Л. Н. Гумилев, А. А. Ахматова, А. И. Гумилева, середина 1920-х
Милюковские «Последние новости», «Новое время» и другие эмигрантские газеты публикуют попавшее в их распоряжение письмо Ленина к неизвестному иностранному адресату:
Русские рабочие и русские крестьяне предали свои интересы… Наивность, детская жестокость, полное непонимание и невозможность сознания необходимости работать на грядущий день, лень и неспособность воспринимать новые мысли — это оказалось той плотиной, прорвать которую оказалось нам не под силу… Если мы держимся, то только усилиями партии, которая дает все свои силы на сохранение власти…
Но я чувствую, что силы партии день ото дня выдыхаются. Я давно осознал необходимость компромиссов, которые дадут партии новые силы.

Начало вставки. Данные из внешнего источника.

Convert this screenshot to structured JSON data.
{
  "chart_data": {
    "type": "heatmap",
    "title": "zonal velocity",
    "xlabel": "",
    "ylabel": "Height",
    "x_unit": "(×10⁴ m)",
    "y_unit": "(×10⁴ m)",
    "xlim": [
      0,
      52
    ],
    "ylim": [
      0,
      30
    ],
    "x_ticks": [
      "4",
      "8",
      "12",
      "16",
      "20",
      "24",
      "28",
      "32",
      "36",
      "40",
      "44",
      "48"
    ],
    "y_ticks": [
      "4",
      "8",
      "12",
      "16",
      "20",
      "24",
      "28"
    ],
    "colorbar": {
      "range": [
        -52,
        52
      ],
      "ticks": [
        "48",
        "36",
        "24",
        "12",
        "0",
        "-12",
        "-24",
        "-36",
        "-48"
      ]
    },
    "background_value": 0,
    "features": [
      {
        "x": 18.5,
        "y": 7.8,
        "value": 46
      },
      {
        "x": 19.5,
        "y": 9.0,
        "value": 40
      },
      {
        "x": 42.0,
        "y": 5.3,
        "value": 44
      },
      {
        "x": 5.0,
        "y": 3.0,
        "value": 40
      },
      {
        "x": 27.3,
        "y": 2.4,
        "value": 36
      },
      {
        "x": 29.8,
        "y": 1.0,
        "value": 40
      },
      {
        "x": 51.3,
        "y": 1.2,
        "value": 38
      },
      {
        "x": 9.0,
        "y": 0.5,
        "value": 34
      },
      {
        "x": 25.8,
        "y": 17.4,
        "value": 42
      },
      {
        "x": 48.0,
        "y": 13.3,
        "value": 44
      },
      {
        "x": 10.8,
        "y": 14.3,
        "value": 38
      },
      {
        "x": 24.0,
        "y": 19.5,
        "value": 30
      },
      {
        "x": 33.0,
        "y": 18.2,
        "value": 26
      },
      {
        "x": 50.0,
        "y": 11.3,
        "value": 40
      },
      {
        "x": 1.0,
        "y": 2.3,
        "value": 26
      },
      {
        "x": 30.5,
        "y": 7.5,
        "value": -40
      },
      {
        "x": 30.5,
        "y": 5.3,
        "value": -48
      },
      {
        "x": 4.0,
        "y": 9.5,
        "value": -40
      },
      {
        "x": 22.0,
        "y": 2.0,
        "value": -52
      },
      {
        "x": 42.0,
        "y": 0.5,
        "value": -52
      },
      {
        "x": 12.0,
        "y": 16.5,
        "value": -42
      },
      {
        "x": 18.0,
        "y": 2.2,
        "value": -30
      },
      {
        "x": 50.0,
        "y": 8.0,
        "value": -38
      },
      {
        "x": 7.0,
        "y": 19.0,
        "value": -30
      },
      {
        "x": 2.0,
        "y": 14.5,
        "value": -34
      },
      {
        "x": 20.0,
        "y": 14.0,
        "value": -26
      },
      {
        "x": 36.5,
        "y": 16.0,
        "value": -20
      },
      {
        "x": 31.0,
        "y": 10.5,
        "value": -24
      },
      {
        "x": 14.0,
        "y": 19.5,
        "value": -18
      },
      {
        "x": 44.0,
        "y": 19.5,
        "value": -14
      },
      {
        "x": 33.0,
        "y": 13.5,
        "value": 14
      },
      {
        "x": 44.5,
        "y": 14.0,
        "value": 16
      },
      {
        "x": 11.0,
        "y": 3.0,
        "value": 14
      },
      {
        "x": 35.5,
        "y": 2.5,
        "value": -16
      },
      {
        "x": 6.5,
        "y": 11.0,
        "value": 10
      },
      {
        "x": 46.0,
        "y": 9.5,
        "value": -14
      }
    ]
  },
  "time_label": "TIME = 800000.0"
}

А вот все же иностранные дела: «Последние новости» радостно приветствуют «аутоликвидацию фашизма». Муссолини заключил соглашение с социалистами о мирных методах борьбы. Теперь «насилие будет орудием только крайних групп — коммунистов и неисправимых фашистов… Вопрос о них переводится с политической на полицейскую почву». Год спустя Муссолини попросту силой захватит власть в Италии и запретит все оппозиционные партии, в том числе и социалистов.
Сообщение о расстреле «Таганцева, Ухтомского, поэта Гумилева и др.» появится в газете лишь 4 сентября.